The answer, by the way, was "not very well." However, I did learn how to learn electrical engineering. I also learned how to learn, so thrown into a similar soup in the future I think I could flounder better next time - and in fact am doing so now.

But what I'd put in a document like that is what I wish I'd been told 4 years ago, and it goes something like this:

0. Engineering is not about doing lots of math or building shiny machines. It's about solving problems.

1. Electrical and computer engineering is about making things communicate. Whether they're circuit components, a wall outlet and your PDA's power port, bits of computers, computers, people (using technologies that you've made - cell phones, for instance), the point is to do whatever translation you need to do in the middle in order to get things to talk to each other.

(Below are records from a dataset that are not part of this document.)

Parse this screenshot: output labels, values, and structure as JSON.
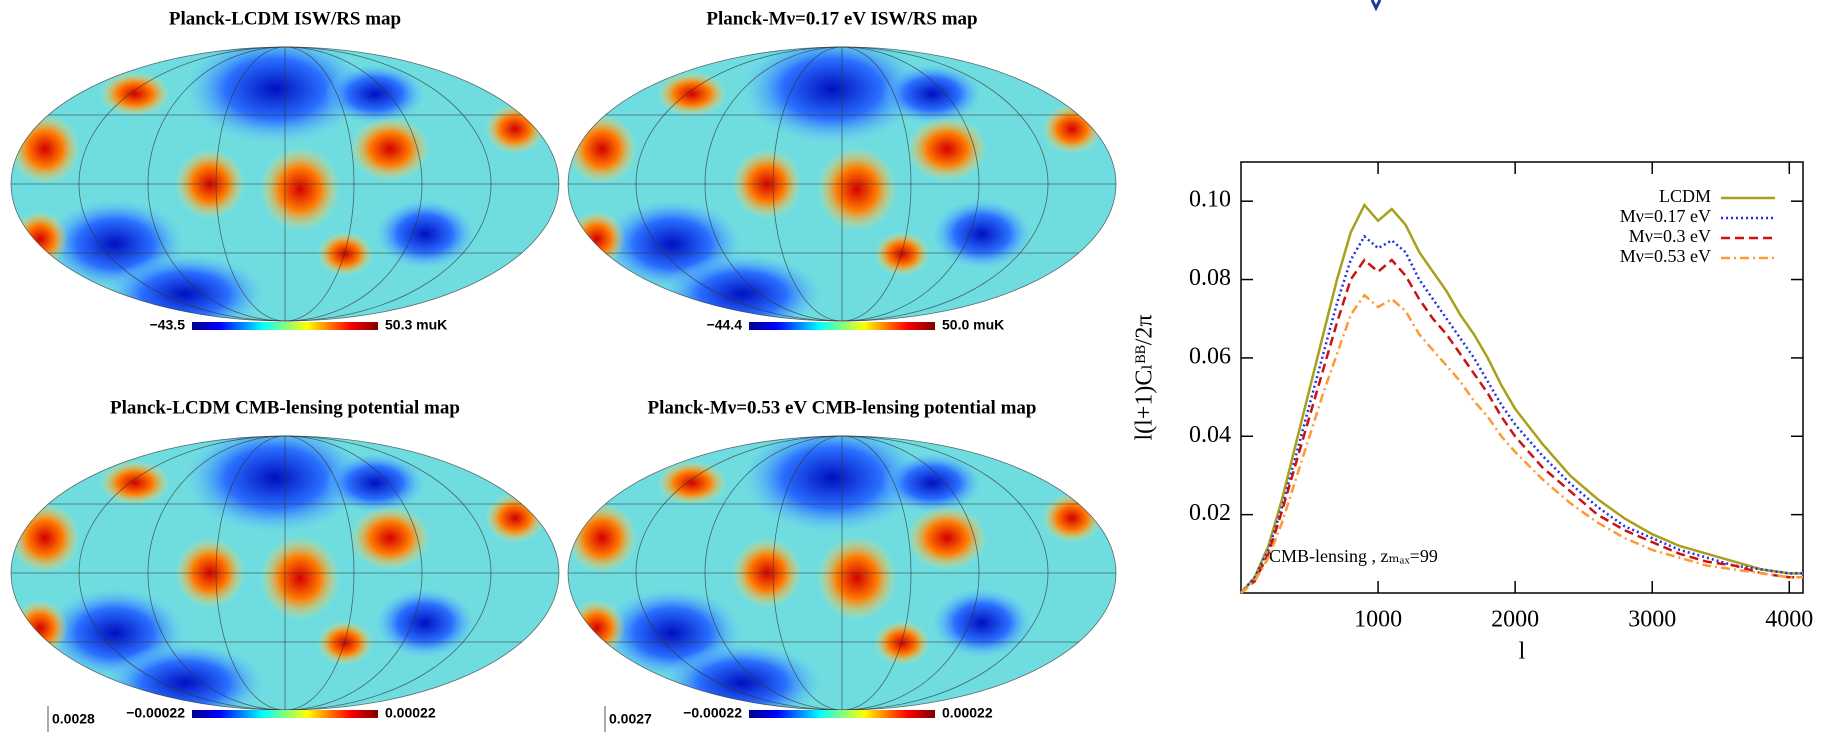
{
  "maps": [
    {
      "title": "Planck-LCDM ISW/RS map",
      "cbar_min": "−43.5",
      "cbar_max": "50.3 muK"
    },
    {
      "title": "Planck-Mν=0.17 eV ISW/RS map",
      "cbar_min": "−44.4",
      "cbar_max": "50.0 muK"
    },
    {
      "title": "Planck-LCDM CMB-lensing potential map",
      "cbar_min": "−0.00022",
      "cbar_max": "0.00022",
      "scale_label": "0.0028"
    },
    {
      "title": "Planck-Mν=0.53 eV CMB-lensing potential map",
      "cbar_min": "−0.00022",
      "cbar_max": "0.00022",
      "scale_label": "0.0027"
    }
  ],
  "chart_data": {
    "type": "line",
    "xlabel": "l",
    "ylabel": "l(l+1)Cₗᴮᴮ/2π",
    "annotation": "CMB-lensing , zₘₐₓ=99",
    "xlim": [
      0,
      4100
    ],
    "ylim": [
      0,
      0.11
    ],
    "xticks": [
      1000,
      2000,
      3000,
      4000
    ],
    "yticks": [
      {
        "value": 0.02,
        "label": "0.02"
      },
      {
        "value": 0.04,
        "label": "0.04"
      },
      {
        "value": 0.06,
        "label": "0.06"
      },
      {
        "value": 0.08,
        "label": "0.08"
      },
      {
        "value": 0.1,
        "label": "0.10"
      }
    ],
    "legend": "upper right",
    "x": [
      0,
      100,
      200,
      300,
      400,
      500,
      600,
      700,
      800,
      900,
      1000,
      1100,
      1200,
      1300,
      1400,
      1500,
      1600,
      1700,
      1800,
      1900,
      2000,
      2200,
      2400,
      2600,
      2800,
      3000,
      3200,
      3400,
      3600,
      3800,
      4000,
      4100
    ],
    "series": [
      {
        "name": "LCDM",
        "color": "#a89f1c",
        "style": "solid",
        "values": [
          0,
          0.004,
          0.012,
          0.024,
          0.038,
          0.052,
          0.066,
          0.08,
          0.092,
          0.099,
          0.095,
          0.098,
          0.094,
          0.087,
          0.082,
          0.077,
          0.071,
          0.066,
          0.06,
          0.053,
          0.047,
          0.038,
          0.03,
          0.024,
          0.019,
          0.015,
          0.012,
          0.01,
          0.008,
          0.006,
          0.005,
          0.005
        ]
      },
      {
        "name": "Mν=0.17 eV",
        "color": "#1f2fe0",
        "style": "dotted",
        "values": [
          0,
          0.004,
          0.011,
          0.022,
          0.035,
          0.048,
          0.061,
          0.074,
          0.085,
          0.091,
          0.088,
          0.09,
          0.087,
          0.08,
          0.075,
          0.07,
          0.065,
          0.06,
          0.054,
          0.048,
          0.043,
          0.035,
          0.028,
          0.022,
          0.017,
          0.014,
          0.011,
          0.009,
          0.007,
          0.006,
          0.005,
          0.005
        ]
      },
      {
        "name": "Mν=0.3 eV",
        "color": "#cc1111",
        "style": "dashed",
        "values": [
          0,
          0.003,
          0.01,
          0.021,
          0.033,
          0.045,
          0.057,
          0.069,
          0.08,
          0.085,
          0.082,
          0.085,
          0.081,
          0.075,
          0.07,
          0.066,
          0.061,
          0.056,
          0.051,
          0.045,
          0.04,
          0.032,
          0.026,
          0.02,
          0.016,
          0.013,
          0.01,
          0.008,
          0.007,
          0.005,
          0.004,
          0.004
        ]
      },
      {
        "name": "Mν=0.53 eV",
        "color": "#ff9933",
        "style": "dashdot",
        "values": [
          0,
          0.003,
          0.009,
          0.018,
          0.029,
          0.04,
          0.051,
          0.061,
          0.071,
          0.076,
          0.073,
          0.075,
          0.072,
          0.066,
          0.062,
          0.058,
          0.054,
          0.049,
          0.045,
          0.04,
          0.036,
          0.029,
          0.023,
          0.018,
          0.014,
          0.011,
          0.009,
          0.007,
          0.006,
          0.005,
          0.004,
          0.004
        ]
      }
    ]
  }
}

2. To make a grand understatement: Electrical and computer engineering is a huge field. And I mean jaw-droppingly huge.

3. It's fun! This was a huge surprise to me. I totally didn't expect to have this much fun.

4. Hypothesis: there is a peculiar state of mind called "SparkEness" that ECEs enter at some point that gives them a peculiarly SparkE way of looking at the world (and fixing ECE-related things). It's kind of like... electric satori. (Younger SparkEs may have occasional experiences of kensho.)

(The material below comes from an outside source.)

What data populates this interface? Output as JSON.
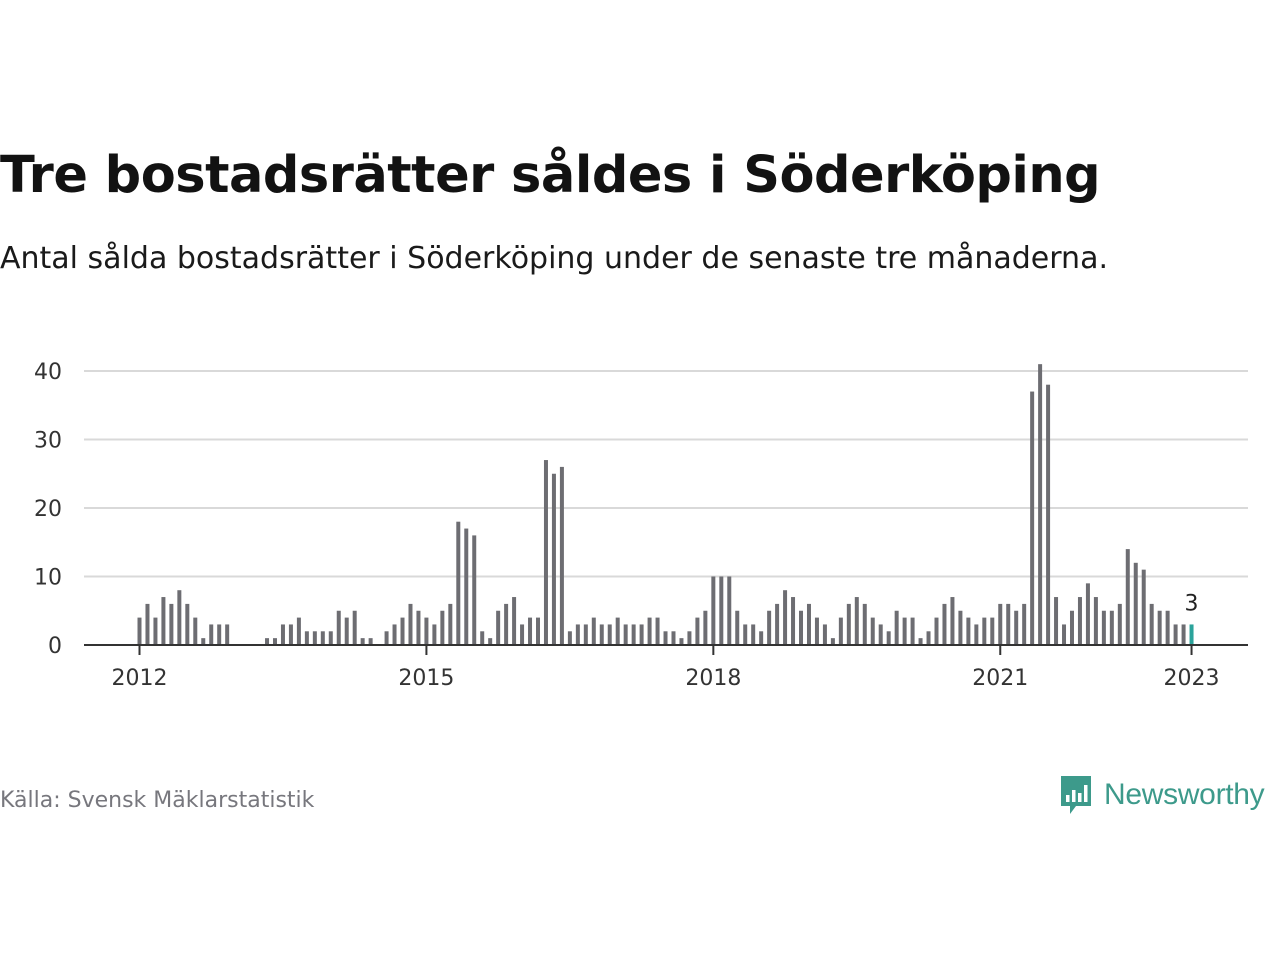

It is very, very easy for SparkEs to forget that not everyone has had the same revelations, and that in fact most people are staring at acronyms and spaghettilike diagrams in terror while muttering the single debugging phrase available to them: "It doesn't wo-orrrrk."

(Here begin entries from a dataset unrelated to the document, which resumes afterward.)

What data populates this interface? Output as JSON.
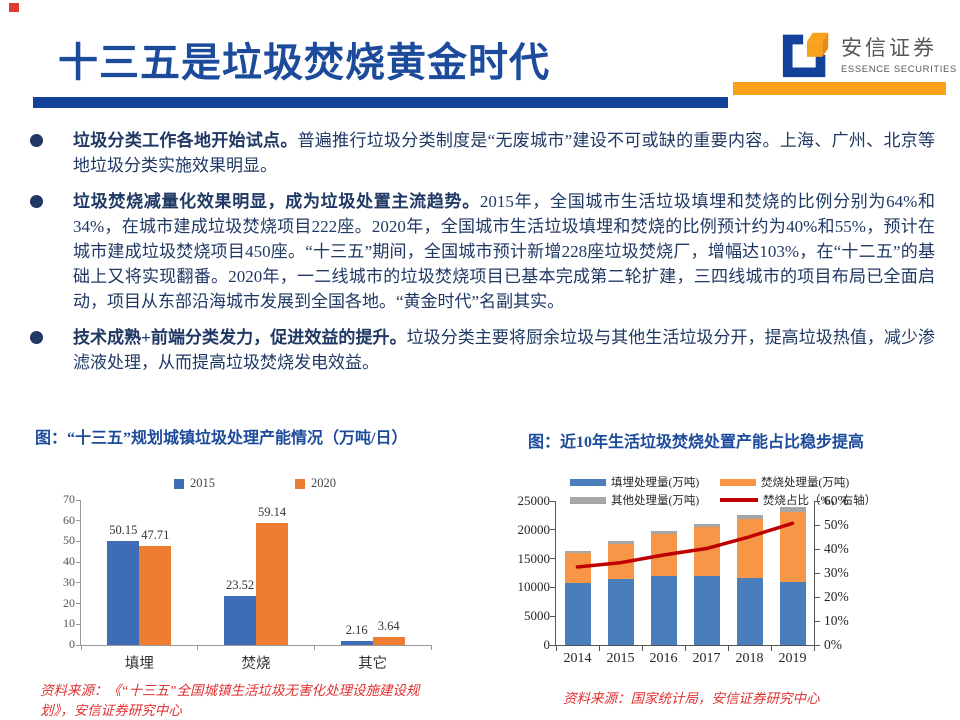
{
  "slide": {
    "title": "十三五是垃圾焚烧黄金时代",
    "logo": {
      "cn": "安信证券",
      "en": "ESSENCE SECURITIES"
    },
    "bullets": [
      {
        "lead": "垃圾分类工作各地开始试点。",
        "body": "普遍推行垃圾分类制度是“无废城市”建设不可或缺的重要内容。上海、广州、北京等地垃圾分类实施效果明显。"
      },
      {
        "lead": "垃圾焚烧减量化效果明显，成为垃圾处置主流趋势。",
        "body": "2015年，全国城市生活垃圾填埋和焚烧的比例分别为64%和34%，在城市建成垃圾焚烧项目222座。2020年，全国城市生活垃圾填埋和焚烧的比例预计约为40%和55%，预计在城市建成垃圾焚烧项目450座。“十三五”期间，全国城市预计新增228座垃圾焚烧厂，增幅达103%，在“十二五”的基础上又将实现翻番。2020年，一二线城市的垃圾焚烧项目已基本完成第二轮扩建，三四线城市的项目布局已全面启动，项目从东部沿海城市发展到全国各地。“黄金时代”名副其实。"
      },
      {
        "lead": "技术成熟+前端分类发力，促进效益的提升。",
        "body": "垃圾分类主要将厨余垃圾与其他生活垃圾分开，提高垃圾热值，减少渗滤液处理，从而提高垃圾焚烧发电效益。"
      }
    ]
  },
  "colors": {
    "title_blue": "#1c4b9c",
    "body_navy": "#1f3864",
    "divider_blue": "#14419a",
    "divider_orange": "#f9a11b",
    "corner_red": "#e03c31",
    "source_red": "#e03131"
  },
  "chart_data": [
    {
      "type": "bar",
      "title": "图：“十三五”规划城镇垃圾处理产能情况（万吨/日）",
      "categories": [
        "填埋",
        "焚烧",
        "其它"
      ],
      "series": [
        {
          "name": "2015",
          "color": "#3e6db5",
          "values": [
            50.15,
            23.52,
            2.16
          ]
        },
        {
          "name": "2020",
          "color": "#ed7d31",
          "values": [
            47.71,
            59.14,
            3.64
          ]
        }
      ],
      "ylim": [
        0,
        70
      ],
      "yticks": [
        0,
        10,
        20,
        30,
        40,
        50,
        60,
        70
      ],
      "grid": false,
      "legend_position": "top-center",
      "source": "资料来源：《“十三五”全国城镇生活垃圾无害化处理设施建设规划》，安信证券研究中心"
    },
    {
      "type": "stacked-bar-line",
      "title": "图：近10年生活垃圾焚烧处置产能占比稳步提高",
      "categories": [
        "2014",
        "2015",
        "2016",
        "2017",
        "2018",
        "2019"
      ],
      "bar_series": [
        {
          "name": "填埋处理量(万吨)",
          "color": "#4a7ebb",
          "values": [
            10700,
            11400,
            11900,
            12040,
            11700,
            10950
          ]
        },
        {
          "name": "焚烧处理量(万吨)",
          "color": "#f79646",
          "values": [
            5300,
            6200,
            7400,
            8460,
            10190,
            12170
          ]
        },
        {
          "name": "其他处理量(万吨)",
          "color": "#a6a6a6",
          "values": [
            400,
            420,
            430,
            530,
            680,
            890
          ]
        }
      ],
      "line_series": {
        "name": "焚烧占比（%，右轴）",
        "color": "#c00000",
        "values": [
          32.5,
          34.3,
          37.5,
          40.2,
          45.1,
          50.7
        ]
      },
      "ylim_left": [
        0,
        25000
      ],
      "yticks_left": [
        0,
        5000,
        10000,
        15000,
        20000,
        25000
      ],
      "ylim_right": [
        0,
        60
      ],
      "yticks_right": [
        "0%",
        "10%",
        "20%",
        "30%",
        "40%",
        "50%",
        "60%"
      ],
      "grid": false,
      "legend_position": "top",
      "source": "资料来源：国家统计局，安信证券研究中心"
    }
  ]
}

The common explanation is that these people are "stupid" and that those who become SparkEs must be "really smart." This is not true. (Proof by counterexample: I am a SparkE.) It's just a different way of thinking about stuff that's hard to switch into if you're not used to it. Native English speakers have a tough time learning Mandarin, but that doesn't mean native Mandarin speakers are smarter than native English speakers. Same deal.

It's that last point that I find elusive and hard to clarify and explain... and hopefully, eventually, teach - or as John Holt would say, "t-each."* And it's that last point that's become the driving purpose of my life over the years; helping people slip in and out of different ways of thinking as they wish (especially technical ones, particularly those related to electricity and computers).

*T-eaching is turning your student into an obedient robot: follow this formulae, do this worksheet, clean the board, yes ma'am. In contrast, t-eaching is helping your student learn how to become her own master. The job of a t-eacher is to make herself obsolete.

So there are some thoughts, and my brain's swimming in them now between projects. Wonder what will come of it.

2 comments:

Unknown said...

5. They don't sleep much.

>> (Proof by counterexample: I am a SparkE.)
Please. You are one of the smartest people I know. Don't lie to yourself.

Anonymous said...

I was about to say a very similar thing. Come on. Self-deprecation is useful when you're an authority figure in a hierarchy; it reassures your subordinates. But there's no need to reflexively put yourself down, especially right now.